I was very inspired during my recent trip to California to visit our daughter. She and I visited a number of wildlife habitat “hotspots,” and at all these special places, there were volunteer docents explaining to people the animal behaviors they were witnessing. The Elephant Seal docent even had a large photo book of the seal’s behaviors and there are docents at Snowy Plover breeding sites twelve hours a day!
We are bracing for the devastation to wildlife during the upcoming breeding season. As I am writing this, it occurred to me that we can look at this mess as a call to action. Even though it may only seem like a drop in the bucket, one meaningful way to help is to become an ambassador for wildlife.
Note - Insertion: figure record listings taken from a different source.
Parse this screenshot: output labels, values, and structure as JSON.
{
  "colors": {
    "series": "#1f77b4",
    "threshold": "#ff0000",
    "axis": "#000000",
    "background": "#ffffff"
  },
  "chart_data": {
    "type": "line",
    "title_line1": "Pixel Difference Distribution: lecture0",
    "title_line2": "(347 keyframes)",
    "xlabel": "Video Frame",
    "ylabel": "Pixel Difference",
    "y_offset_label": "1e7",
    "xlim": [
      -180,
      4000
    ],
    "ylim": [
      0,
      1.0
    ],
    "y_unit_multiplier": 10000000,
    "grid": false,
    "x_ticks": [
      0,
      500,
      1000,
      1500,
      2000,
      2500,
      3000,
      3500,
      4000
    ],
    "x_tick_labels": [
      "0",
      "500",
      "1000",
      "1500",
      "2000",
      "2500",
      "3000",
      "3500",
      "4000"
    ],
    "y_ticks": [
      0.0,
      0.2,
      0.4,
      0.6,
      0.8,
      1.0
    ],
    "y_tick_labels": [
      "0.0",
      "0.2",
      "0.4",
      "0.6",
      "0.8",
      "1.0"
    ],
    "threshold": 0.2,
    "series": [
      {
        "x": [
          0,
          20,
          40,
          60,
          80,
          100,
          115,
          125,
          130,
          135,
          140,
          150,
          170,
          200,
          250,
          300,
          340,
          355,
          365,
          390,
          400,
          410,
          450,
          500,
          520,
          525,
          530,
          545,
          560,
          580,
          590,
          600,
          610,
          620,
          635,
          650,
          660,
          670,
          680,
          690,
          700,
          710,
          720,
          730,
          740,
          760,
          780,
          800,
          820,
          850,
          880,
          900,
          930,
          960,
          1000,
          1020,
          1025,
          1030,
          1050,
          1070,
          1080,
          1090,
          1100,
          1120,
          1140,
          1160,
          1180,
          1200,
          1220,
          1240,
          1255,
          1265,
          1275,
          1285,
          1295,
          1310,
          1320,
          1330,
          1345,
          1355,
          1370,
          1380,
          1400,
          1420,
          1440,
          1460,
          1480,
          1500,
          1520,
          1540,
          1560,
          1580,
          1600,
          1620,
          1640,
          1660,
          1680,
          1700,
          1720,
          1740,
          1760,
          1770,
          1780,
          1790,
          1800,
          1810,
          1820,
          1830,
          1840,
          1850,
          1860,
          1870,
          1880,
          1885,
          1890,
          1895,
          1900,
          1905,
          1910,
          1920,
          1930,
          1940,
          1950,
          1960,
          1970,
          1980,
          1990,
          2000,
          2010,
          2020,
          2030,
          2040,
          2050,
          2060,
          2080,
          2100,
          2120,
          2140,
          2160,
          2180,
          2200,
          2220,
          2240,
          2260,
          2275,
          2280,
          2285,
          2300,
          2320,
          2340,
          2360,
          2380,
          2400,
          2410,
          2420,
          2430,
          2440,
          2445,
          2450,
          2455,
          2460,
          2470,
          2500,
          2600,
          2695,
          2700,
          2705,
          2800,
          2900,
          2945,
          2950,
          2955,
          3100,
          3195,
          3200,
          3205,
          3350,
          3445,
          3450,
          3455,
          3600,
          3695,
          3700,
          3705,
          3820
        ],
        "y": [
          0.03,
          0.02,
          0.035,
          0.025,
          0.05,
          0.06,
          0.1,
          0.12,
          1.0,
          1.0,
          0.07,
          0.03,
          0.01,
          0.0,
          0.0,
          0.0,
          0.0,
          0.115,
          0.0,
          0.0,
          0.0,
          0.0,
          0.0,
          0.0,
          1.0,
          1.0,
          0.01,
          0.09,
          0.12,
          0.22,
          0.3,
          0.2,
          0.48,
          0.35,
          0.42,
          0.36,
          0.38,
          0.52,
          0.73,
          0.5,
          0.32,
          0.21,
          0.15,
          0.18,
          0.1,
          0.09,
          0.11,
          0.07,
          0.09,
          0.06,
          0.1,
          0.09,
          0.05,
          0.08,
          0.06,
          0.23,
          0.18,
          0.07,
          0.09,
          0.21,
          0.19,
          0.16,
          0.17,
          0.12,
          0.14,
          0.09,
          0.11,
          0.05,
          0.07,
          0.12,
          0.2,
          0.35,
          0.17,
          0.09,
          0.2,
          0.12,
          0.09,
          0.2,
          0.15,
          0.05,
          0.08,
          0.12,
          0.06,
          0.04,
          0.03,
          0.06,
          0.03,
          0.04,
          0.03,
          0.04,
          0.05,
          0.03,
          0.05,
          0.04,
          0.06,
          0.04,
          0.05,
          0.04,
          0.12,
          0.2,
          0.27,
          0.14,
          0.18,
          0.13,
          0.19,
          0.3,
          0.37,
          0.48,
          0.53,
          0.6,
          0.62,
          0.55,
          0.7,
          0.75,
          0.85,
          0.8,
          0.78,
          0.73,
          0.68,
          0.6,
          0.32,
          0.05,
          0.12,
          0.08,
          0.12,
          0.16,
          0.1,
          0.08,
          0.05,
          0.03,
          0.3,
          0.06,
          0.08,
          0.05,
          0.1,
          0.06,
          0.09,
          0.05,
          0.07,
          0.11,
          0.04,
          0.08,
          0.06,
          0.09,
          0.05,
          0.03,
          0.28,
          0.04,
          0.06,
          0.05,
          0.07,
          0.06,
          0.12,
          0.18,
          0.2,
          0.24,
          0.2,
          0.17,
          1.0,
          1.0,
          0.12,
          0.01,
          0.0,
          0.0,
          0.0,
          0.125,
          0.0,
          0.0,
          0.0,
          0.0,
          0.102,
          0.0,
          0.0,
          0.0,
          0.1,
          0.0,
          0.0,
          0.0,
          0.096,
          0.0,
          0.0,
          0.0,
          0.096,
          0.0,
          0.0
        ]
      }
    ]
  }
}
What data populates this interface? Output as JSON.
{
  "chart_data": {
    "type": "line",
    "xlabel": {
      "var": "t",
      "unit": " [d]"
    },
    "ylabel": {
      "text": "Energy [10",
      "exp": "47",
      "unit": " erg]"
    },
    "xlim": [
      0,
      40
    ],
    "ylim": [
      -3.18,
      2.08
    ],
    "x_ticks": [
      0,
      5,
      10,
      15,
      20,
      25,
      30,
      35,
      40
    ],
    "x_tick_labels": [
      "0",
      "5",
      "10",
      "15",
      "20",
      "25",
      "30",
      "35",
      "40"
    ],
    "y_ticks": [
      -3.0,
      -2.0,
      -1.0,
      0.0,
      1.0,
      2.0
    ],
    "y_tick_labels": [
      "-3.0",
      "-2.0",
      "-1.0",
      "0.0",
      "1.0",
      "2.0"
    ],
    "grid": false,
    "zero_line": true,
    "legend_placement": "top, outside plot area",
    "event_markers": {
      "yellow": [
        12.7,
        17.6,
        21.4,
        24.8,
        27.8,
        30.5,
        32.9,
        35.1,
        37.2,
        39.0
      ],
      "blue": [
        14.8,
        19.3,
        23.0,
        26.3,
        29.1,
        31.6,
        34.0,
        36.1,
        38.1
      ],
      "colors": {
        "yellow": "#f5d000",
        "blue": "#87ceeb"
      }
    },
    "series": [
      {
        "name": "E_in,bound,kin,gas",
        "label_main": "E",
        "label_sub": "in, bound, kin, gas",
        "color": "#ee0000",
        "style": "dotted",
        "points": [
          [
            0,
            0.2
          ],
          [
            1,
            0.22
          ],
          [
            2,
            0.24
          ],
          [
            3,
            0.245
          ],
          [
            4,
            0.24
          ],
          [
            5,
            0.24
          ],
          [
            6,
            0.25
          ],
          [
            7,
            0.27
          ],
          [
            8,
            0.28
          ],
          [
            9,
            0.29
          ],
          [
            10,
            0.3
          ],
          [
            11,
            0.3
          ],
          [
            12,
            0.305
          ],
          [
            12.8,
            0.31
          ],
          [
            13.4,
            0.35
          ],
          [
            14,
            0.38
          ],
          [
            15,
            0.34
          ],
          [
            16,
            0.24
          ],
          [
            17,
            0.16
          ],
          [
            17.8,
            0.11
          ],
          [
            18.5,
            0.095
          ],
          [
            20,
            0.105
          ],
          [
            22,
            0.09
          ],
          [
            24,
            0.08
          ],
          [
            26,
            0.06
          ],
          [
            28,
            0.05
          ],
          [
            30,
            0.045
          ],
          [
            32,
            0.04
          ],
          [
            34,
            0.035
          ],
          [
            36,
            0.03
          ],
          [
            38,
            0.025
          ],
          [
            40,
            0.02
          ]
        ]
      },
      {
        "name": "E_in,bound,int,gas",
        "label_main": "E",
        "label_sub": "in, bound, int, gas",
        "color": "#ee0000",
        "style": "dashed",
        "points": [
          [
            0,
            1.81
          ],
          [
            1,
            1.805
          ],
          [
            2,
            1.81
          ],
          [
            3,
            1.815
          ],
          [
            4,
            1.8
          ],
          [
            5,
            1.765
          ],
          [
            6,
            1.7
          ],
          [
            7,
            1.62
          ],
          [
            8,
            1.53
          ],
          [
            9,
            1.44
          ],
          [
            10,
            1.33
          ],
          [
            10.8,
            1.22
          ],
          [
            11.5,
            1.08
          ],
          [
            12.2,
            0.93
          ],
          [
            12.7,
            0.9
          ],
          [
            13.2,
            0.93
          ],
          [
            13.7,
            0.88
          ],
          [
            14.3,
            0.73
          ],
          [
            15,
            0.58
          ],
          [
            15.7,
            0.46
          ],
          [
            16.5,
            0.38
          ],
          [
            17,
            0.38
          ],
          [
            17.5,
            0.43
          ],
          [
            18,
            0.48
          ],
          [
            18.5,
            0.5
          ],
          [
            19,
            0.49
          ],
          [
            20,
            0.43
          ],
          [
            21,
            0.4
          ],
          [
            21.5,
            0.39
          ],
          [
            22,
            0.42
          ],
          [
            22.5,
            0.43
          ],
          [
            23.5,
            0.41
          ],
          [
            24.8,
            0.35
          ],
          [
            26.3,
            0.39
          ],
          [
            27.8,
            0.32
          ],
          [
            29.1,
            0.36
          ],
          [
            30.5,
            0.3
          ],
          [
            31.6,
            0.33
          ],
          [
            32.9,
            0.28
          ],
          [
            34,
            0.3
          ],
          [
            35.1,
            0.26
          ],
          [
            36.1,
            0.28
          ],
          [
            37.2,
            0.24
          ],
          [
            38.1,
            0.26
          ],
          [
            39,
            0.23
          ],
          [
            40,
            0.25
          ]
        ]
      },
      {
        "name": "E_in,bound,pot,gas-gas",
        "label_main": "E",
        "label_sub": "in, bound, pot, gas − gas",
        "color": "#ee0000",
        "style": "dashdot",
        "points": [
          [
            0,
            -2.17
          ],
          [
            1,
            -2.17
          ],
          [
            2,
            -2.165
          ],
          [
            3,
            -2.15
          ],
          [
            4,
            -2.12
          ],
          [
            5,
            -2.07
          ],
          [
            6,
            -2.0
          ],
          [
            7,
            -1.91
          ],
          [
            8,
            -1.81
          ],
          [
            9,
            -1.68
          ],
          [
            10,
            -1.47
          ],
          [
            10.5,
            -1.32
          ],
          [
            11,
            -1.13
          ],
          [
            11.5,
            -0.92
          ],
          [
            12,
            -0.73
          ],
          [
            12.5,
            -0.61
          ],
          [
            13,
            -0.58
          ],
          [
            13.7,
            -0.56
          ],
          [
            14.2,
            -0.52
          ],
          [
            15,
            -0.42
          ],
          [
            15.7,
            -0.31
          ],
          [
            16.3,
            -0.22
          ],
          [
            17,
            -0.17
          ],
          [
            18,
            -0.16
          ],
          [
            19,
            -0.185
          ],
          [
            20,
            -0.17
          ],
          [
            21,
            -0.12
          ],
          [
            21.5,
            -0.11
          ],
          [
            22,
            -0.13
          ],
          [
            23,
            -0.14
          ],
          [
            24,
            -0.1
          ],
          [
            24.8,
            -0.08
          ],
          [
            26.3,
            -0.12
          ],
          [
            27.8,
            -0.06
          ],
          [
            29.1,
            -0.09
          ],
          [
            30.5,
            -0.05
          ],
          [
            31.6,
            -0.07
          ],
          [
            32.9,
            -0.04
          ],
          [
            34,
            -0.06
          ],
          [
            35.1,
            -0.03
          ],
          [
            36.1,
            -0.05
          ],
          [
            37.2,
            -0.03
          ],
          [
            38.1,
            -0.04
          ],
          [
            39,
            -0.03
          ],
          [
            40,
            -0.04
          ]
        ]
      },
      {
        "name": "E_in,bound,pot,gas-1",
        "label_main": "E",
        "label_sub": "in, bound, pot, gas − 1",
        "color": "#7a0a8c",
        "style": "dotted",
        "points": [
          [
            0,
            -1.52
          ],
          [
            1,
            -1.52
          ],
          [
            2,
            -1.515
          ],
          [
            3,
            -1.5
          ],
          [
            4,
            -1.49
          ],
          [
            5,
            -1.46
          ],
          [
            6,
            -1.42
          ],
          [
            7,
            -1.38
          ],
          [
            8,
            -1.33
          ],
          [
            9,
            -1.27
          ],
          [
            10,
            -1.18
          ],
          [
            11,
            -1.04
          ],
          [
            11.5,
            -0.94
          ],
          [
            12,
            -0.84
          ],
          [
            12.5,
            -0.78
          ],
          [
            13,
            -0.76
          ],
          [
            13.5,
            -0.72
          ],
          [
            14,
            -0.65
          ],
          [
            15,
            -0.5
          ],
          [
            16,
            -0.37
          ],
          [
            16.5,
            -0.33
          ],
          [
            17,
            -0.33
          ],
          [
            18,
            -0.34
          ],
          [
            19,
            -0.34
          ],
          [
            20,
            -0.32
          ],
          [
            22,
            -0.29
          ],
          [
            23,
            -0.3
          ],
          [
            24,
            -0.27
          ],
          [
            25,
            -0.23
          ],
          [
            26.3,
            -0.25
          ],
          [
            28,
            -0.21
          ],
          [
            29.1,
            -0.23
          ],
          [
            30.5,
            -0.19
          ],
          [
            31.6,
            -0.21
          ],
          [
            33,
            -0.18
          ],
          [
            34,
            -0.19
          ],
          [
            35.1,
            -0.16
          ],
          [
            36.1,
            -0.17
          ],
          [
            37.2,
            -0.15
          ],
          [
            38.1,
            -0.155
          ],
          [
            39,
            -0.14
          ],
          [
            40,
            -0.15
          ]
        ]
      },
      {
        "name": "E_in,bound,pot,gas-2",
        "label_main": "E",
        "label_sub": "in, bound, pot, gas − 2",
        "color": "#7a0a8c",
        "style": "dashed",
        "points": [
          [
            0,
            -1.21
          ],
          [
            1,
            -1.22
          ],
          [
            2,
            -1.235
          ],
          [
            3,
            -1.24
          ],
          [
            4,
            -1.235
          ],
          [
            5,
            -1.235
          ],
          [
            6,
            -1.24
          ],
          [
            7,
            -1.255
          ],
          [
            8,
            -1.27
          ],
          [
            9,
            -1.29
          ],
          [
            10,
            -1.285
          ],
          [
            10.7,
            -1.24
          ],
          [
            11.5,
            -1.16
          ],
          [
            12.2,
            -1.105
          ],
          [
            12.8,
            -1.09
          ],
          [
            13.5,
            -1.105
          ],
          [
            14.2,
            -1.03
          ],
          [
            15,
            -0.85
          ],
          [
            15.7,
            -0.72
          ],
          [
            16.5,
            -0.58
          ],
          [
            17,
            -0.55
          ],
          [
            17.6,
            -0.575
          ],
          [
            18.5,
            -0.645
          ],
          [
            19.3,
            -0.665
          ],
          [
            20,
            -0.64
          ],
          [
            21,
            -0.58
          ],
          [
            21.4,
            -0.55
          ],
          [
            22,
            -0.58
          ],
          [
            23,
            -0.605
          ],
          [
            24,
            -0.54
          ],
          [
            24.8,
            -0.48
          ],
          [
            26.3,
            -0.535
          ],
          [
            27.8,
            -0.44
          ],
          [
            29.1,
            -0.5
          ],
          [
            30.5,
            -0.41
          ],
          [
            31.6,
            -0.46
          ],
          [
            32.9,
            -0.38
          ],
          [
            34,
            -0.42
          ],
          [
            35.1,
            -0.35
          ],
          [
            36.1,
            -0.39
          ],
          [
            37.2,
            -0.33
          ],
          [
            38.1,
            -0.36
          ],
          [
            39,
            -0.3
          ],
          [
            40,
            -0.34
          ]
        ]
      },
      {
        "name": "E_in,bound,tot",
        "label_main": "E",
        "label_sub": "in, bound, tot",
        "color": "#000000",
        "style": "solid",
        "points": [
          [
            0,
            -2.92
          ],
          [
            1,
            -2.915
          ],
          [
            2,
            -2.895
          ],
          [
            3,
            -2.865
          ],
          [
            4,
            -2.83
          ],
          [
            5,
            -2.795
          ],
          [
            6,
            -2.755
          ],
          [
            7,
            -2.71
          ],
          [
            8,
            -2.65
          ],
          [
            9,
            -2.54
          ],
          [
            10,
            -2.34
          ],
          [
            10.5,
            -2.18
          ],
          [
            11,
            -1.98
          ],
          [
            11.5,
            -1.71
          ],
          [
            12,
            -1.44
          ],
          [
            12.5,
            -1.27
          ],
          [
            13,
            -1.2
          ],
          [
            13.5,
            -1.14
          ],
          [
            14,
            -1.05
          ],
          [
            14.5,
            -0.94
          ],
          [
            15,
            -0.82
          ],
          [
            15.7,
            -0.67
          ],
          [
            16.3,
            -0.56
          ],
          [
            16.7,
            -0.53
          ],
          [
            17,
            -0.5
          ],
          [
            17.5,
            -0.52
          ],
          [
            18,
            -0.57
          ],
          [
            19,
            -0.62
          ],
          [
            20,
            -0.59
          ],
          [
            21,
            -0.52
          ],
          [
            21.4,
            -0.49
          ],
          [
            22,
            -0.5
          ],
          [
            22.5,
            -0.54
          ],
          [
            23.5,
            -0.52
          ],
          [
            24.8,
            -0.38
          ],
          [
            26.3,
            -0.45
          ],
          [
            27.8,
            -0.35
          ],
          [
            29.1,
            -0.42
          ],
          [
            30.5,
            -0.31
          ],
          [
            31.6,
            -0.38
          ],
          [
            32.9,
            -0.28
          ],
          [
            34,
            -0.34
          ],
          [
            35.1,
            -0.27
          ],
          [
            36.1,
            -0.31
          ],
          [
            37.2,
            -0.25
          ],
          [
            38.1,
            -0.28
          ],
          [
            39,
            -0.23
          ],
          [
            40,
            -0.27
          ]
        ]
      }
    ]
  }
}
I am not suggesting that volunteering replaces staffing but that during this national crisis, can we think about where else help may be needed?
It will soon be nesting and breeding season here in the north east. This past week we have seen an influx of a true harbinger of spring, the boldly beautiful male Red-winged Blackbirds announcing their arrival. The females will be along, seeming to always arrive after the males. The winter resident ducks have begun departing our shores and in these last weeks here have been pairing off with a chorus of varied courtship whistles and squeaks. The beloved sound of Spring Peepers will soon join the chorus, too. Our penny whistle Piping Plovers will begin returning by the end of the month. We are keeping our hopes up that handicapped Mom and Super Dad will make the arduous journey north for a tenth season. If not them, they have left us with new generations of PiPls to care for.
While in California, we were very fortunate to see signs of spring’s arrival all along the Pacific Coast, from wildflowers blooming to mother and baby Sea Otters. I plan to write more about the story of the extraordinarily positive impact the conservation measures enacted to protect endangered Sea Otters has had on the California coastal ecosystems, not only restoring the dying kelp forests, but also helping to revitalize the very unhealthy Pacific coast salt marshes.
Over the course of the several days that we were able to see Sea Otters, four moms and their pups were swimming quite close to shore. The females are exquisitely nurturing, spending the first six months with their pups (and in some instances, up to a year), and teaching them everything they know. Each mom has different strategies for foraging, passing these behaviors down from one generation to the next. We filmed some really adorable imitative behavior, including a pup pretending to whack open a mollusk to extract seafood, just like Mom.
Keeping hope alive.
xxKim
P.S. Please email me or leave a comment if you would like to join our volunteer Plover Ambassador program this summer. And please join us Sunday, March 23rd, for a screening of The Piping Plovers of Moonlight Bay at MAGMA.
Even though the mother’s milk is super rich in fat, about 20 to 25 percent, the pups need to nurse throughout the day. They alternate between the two nipples located on her lower abdomen. The pups also begin eating solid food soon after birth but are not weaned until about six months of age. The Moms are very relaxed during nursing, grooming both their own forepaws and the pup’s wide webbed feet (that look more like flippers).